Akupun mulai menangis, merengek seperti anak kecil. Kedamaian dan kebahagiaan yang sesaat tadi kurasakan sekarang terenggut dengan kasarnya, menyisakan perasaan cemas dan khawatir yang tak terhingga.
“Tanggalkanlah pakaianmu!” ucap suara itu lagi.
Akupun menurut, segera bergerak menanggalkan pakaianku. Tapi, ternyata pakaian yang kupakai seolah tak rela berpisah dari tubuhku. Mereka berubah menjadi begitu ketat dan begitu berat. Mencengkram badanku sejadi-jadinya.
“Apa yang terjadi?” tanyaku pada diriku sendiri
“Cepatlah, sebentar lagi kesempatanmu akan habis. Bersegeralah melakukannya” kata suara itu.
Aku menjadi panik, dan berusaha sekuat-kuatnya menanggalkan pakaianku. Akhirnya dengan usaha yang teramat sangat menyakitkan, aku berhasil menanggalkannya.

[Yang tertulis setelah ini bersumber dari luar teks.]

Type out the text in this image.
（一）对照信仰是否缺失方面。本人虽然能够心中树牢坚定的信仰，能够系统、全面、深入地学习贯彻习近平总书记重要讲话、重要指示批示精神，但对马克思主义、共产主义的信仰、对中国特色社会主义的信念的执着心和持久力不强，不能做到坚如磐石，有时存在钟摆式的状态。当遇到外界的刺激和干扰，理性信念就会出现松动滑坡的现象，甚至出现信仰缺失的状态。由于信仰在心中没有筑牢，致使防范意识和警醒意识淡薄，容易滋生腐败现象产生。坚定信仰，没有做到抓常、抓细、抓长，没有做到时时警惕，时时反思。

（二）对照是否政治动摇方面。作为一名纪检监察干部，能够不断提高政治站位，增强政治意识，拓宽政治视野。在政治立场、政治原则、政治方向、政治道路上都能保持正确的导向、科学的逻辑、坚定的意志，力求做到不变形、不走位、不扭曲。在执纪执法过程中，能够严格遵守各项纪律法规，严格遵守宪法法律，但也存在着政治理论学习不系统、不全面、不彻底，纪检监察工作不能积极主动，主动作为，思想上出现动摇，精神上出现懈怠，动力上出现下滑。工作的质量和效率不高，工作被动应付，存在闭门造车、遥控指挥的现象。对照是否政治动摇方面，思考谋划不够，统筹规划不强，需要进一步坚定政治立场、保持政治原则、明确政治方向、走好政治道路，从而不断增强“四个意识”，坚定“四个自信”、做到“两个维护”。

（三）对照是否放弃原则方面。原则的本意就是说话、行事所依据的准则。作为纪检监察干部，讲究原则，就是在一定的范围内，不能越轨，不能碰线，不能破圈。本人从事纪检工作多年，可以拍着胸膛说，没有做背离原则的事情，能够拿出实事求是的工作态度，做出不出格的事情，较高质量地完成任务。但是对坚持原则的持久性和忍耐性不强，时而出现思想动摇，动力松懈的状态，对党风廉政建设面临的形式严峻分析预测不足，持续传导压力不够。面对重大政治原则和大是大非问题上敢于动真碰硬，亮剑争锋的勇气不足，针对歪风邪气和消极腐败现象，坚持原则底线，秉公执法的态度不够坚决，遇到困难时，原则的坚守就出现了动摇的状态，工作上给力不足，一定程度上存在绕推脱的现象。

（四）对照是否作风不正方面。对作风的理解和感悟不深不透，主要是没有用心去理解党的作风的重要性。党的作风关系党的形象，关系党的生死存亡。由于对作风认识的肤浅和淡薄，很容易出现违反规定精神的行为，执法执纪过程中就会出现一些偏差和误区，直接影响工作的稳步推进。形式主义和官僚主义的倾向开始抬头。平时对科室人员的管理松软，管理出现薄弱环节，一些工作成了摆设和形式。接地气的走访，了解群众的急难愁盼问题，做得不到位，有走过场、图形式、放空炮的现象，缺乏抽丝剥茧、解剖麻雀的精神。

“Tanggalkan juga selopmu, karena disana kau takkan membutuhkannya”ujar suara itu lagi.
Kembali aku menurut, dan hendak menanggalkan selop yang berada ditelapak kakiku. Namun ternyata aku tak sanggup untuk mengangkat kakiku. Selop itu seakan berubah menjadi lumpur hidup atau jerat akar kayu yang memakukan kakiku keatas tanah. Aku kembali menangis, bahkan sekarang meraung terisak-isak. Berbagai cara kulakukan agar aku dapat melepaskannya, namun nihil.
Lalu dia berkata; “Hai insan, tampaknya kita belum berjodoh. Waktumu belum tiba, kau belum bisa masuk kedalamku”

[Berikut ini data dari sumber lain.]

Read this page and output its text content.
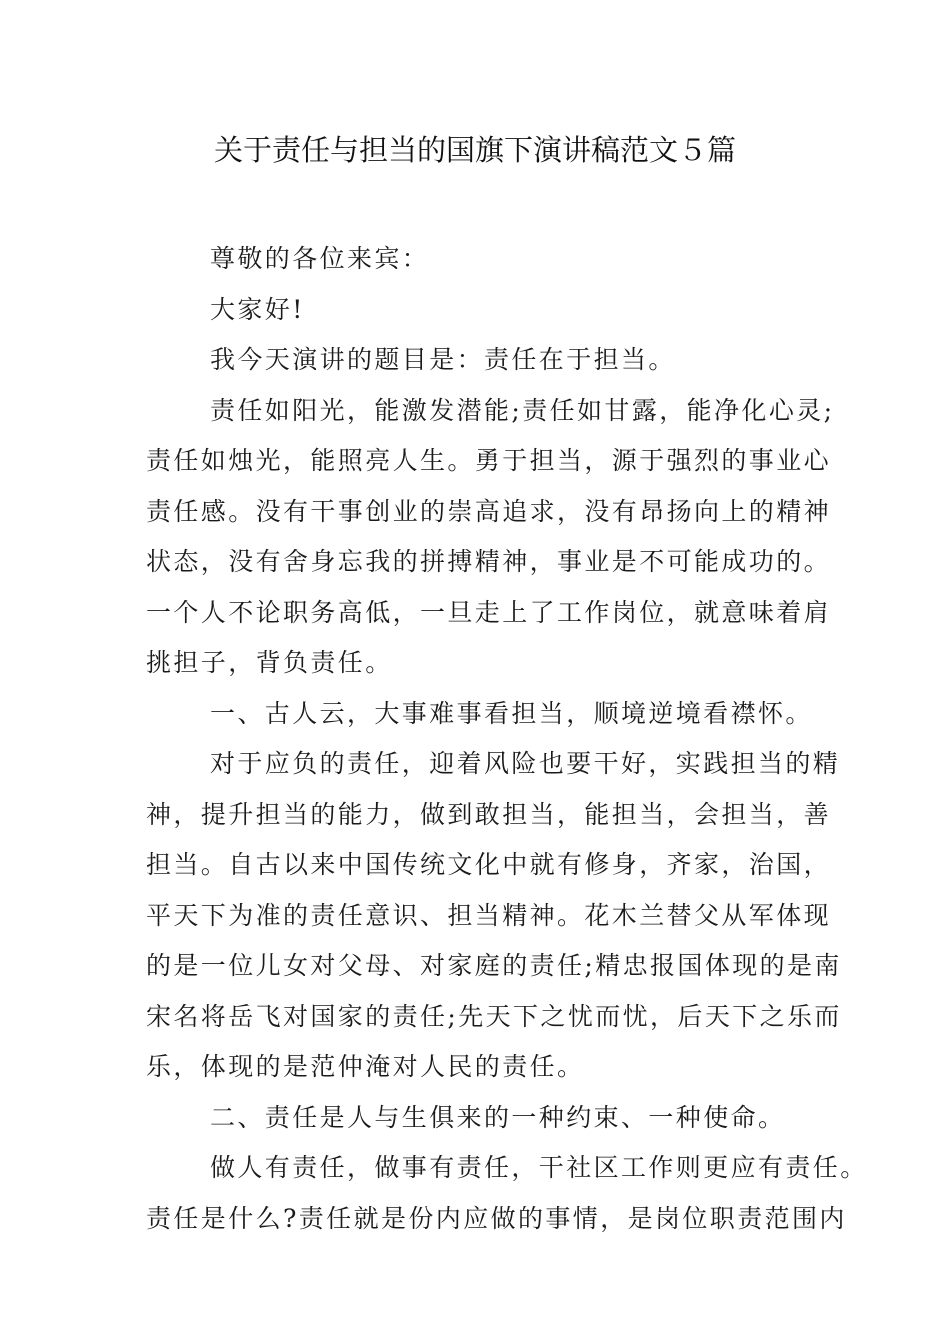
关于责任与担当的国旗下演讲稿范文５篇

尊敬的各位来宾：

大家好!

我今天演讲的题目是：责任在于担当。

责任如阳光，能激发潜能;责任如甘露，能净化心灵;

责任如烛光，能照亮人生。勇于担当，源于强烈的事业心

责任感。没有干事创业的崇高追求，没有昂扬向上的精神

状态，没有舍身忘我的拼搏精神，事业是不可能成功的。

一个人不论职务高低，一旦走上了工作岗位，就意味着肩

挑担子，背负责任。

一、古人云，大事难事看担当，顺境逆境看襟怀。

对于应负的责任，迎着风险也要干好，实践担当的精

神，提升担当的能力，做到敢担当，能担当，会担当，善

担当。自古以来中国传统文化中就有修身，齐家，治国，

平天下为准的责任意识、担当精神。花木兰替父从军体现

的是一位儿女对父母、对家庭的责任;精忠报国体现的是南

宋名将岳飞对国家的责任;先天下之忧而忧，后天下之乐而

乐，体现的是范仲淹对人民的责任。

二、责任是人与生俱来的一种约束、一种使命。

做人有责任，做事有责任，干社区工作则更应有责任。

责任是什么?责任就是份内应做的事情，是岗位职责范围内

“Jangan,jangan kau berkata begitu! Jangan kau tinggalkan aku lagi! Tolong, kumohon, beri aku sedikit waktu lagi untuk melepaskan selop ini. Kalau perlu akan memotong kakiku! Yang penting kau jangan pergi!” raungku sambil meninju-ninju kakiku sejadi-jadinya. Memang sakit, tapi jika sakit ini bisa melepaskanku dari selop itu, biarlah tak mengapa.

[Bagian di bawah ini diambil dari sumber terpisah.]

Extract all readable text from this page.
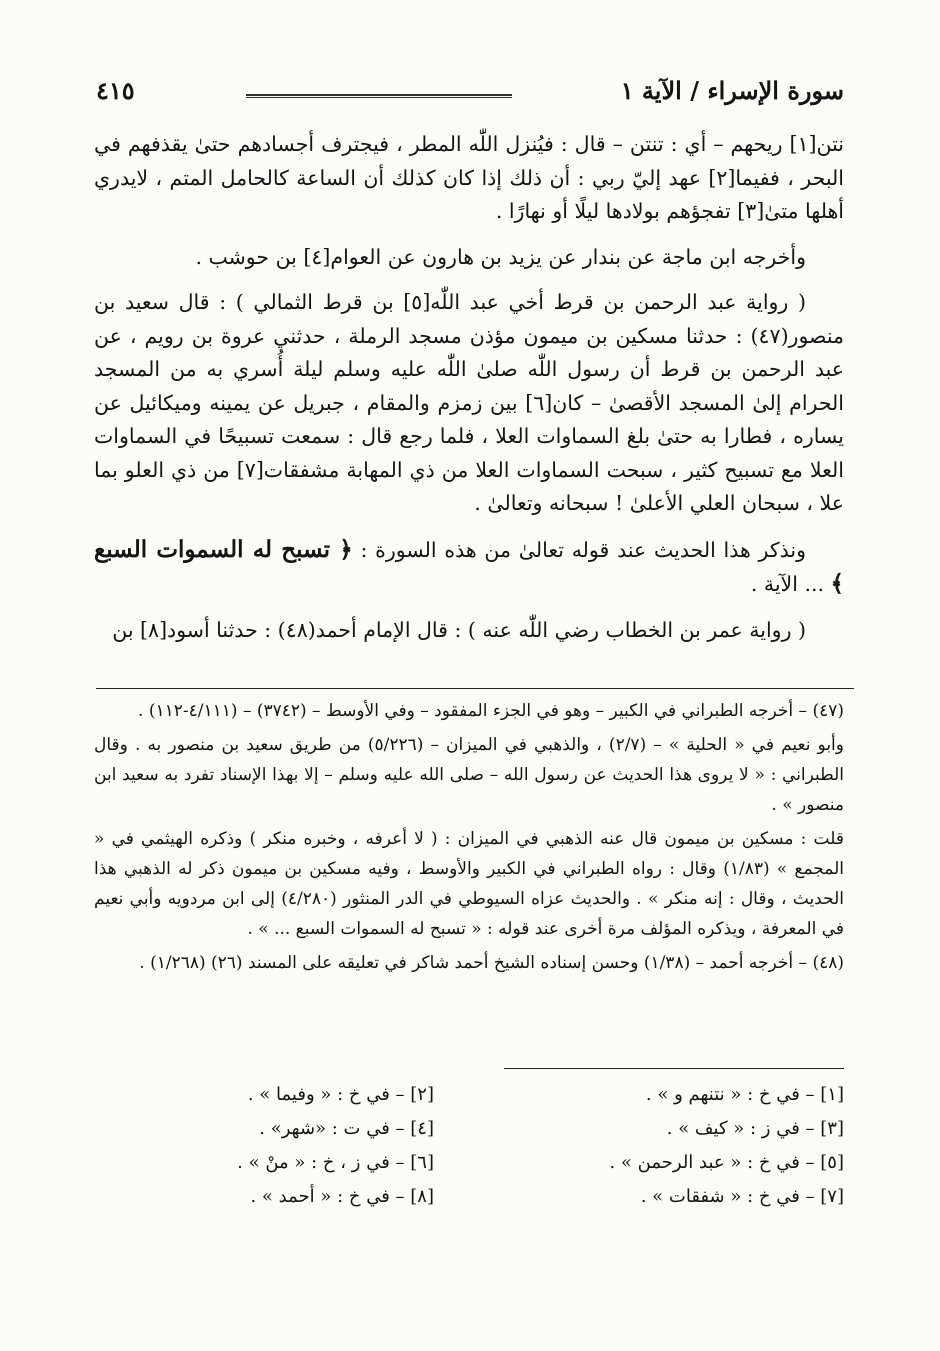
سورة الإسراء / الآية ١
٤١٥

نتن[١] ريحهم – أي : تنتن – قال : فيُنزل اللّٰه المطر ، فيجترف أجسادهم حتىٰ يقذفهم في البحر ، ففيما[٢] عهد إليّ ربي : أن ذلك إذا كان كذلك أن الساعة كالحامل المتم ، لايدري أهلها متىٰ[٣] تفجؤهم بولادها ليلًا أو نهارًا .

وأخرجه ابن ماجة عن بندار عن يزيد بن هارون عن العوام[٤] بن حوشب .

( رواية عبد الرحمن بن قرط أخي عبد اللّٰه[٥] بن قرط الثمالي ) : قال سعيد بن منصور(٤٧) : حدثنا مسكين بن ميمون مؤذن مسجد الرملة ، حدثني عروة بن رويم ، عن عبد الرحمن بن قرط أن رسول اللّٰه صلىٰ اللّٰه عليه وسلم ليلة أُسري به من المسجد الحرام إلىٰ المسجد الأقصىٰ – كان[٦] بين زمزم والمقام ، جبريل عن يمينه وميكائيل عن يساره ، فطارا به حتىٰ بلغ السماوات العلا ، فلما رجع قال : سمعت تسبيحًا في السماوات العلا مع تسبيح كثير ، سبحت السماوات العلا من ذي المهابة مشفقات[٧] من ذي العلو بما علا ، سبحان العلي الأعلىٰ ! سبحانه وتعالىٰ .

ونذكر هذا الحديث عند قوله تعالىٰ من هذه السورة : ﴿ تسبح له السموات السبع ﴾ ... الآية .

( رواية عمر بن الخطاب رضي اللّٰه عنه ) : قال الإمام أحمد(٤٨) : حدثنا أسود[٨] بن

(٤٧) – أخرجه الطبراني في الكبير – وهو في الجزء المفقود – وفي الأوسط – (٣٧٤٢) – (٤/١١١-١١٢) .

وأبو نعيم في « الحلية » – (٢/٧) ، والذهبي في الميزان – (٥/٢٢٦) من طريق سعيد بن منصور به . وقال الطبراني : « لا يروى هذا الحديث عن رسول الله – صلى الله عليه وسلم – إلا بهذا الإسناد تفرد به سعيد ابن منصور » .

قلت : مسكين بن ميمون قال عنه الذهبي في الميزان : ( لا أعرفه ، وخبره منكر ) وذكره الهيثمي في « المجمع » (١/٨٣) وقال : رواه الطبراني في الكبير والأوسط ، وفيه مسكين بن ميمون ذكر له الذهبي هذا الحديث ، وقال : إنه منكر » . والحديث عزاه السيوطي في الدر المنثور (٤/٢٨٠) إلى ابن مردويه وأبي نعيم في المعرفة ، ويذكره المؤلف مرة أخرى عند قوله : « تسبح له السموات السبع ... » .

(٤٨) – أخرجه أحمد – (١/٣٨) وحسن إسناده الشيخ أحمد شاكر في تعليقه على المسند (٢٦) (١/٢٦٨) .

[١] – في خ : « نتنهم و » .
[٢] – في خ : « وفيما » .
[٣] – في ز : « كيف » .
[٤] – في ت : «شهر» .
[٥] – في خ : « عبد الرحمن » .
[٦] – في ز ، خ : « منْ » .
[٧] – في خ : « شفقات » .
[٨] – في خ : « أحمد » .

“Jangan kau paksakan. Tak akan ada hasil yang baik jika kau melakukannya dengan cara yang salah. Jangan kau menyesal, karena aku berjanji dengan Allah sebagai saksiku, bahwa aku akan datang kehadapanmu saat selop itu nantinya secara sukarela lepas dari dirimu. Sebagaimana pakaianmu nanti secara sukarela terlepas dari badanmu. Itulah janjiku padamu, jangan kau paksakan”
Aku menangis meraung-raung. Tapi walau bagaimanapun juga apa yang dia ucapkan benar.
“Lalu apa yang harus aku lakukan jika seandainya nanti pada suatu masa aku telah berhasil melepaskan pakaian dan selopku ini dengan semestinya? Kemanakah kau akan aku cari?” tanyaku lirih.
“Tidak, kau tak perlu mencariku. Karena sesungguhnya akulah yang akan mendatangimu saat semuanya itu terjadi. Bersabarlah dan teruslah berusaha. Semoga Allah melimpahkan rahmatNya sehingga kau berhasil mencapai apa yang kau idam-idamkan”.
Selesai berkata demikian, diapun perlahan mulai menghilang. Namun sesaat dia akan benar-benar sirna, kutangkap beberapa siluet  tergores dicahaya itu. Disana kulihat Rumi sedang menari, Hamzah khusuk membacakan syair sementara Sutarji khidmat mendengarkannya. Hafiz dan Jami’ sibuk berdebat dengan bahasa yang indah, sedangkan Ikbal larut dalam lamunannya.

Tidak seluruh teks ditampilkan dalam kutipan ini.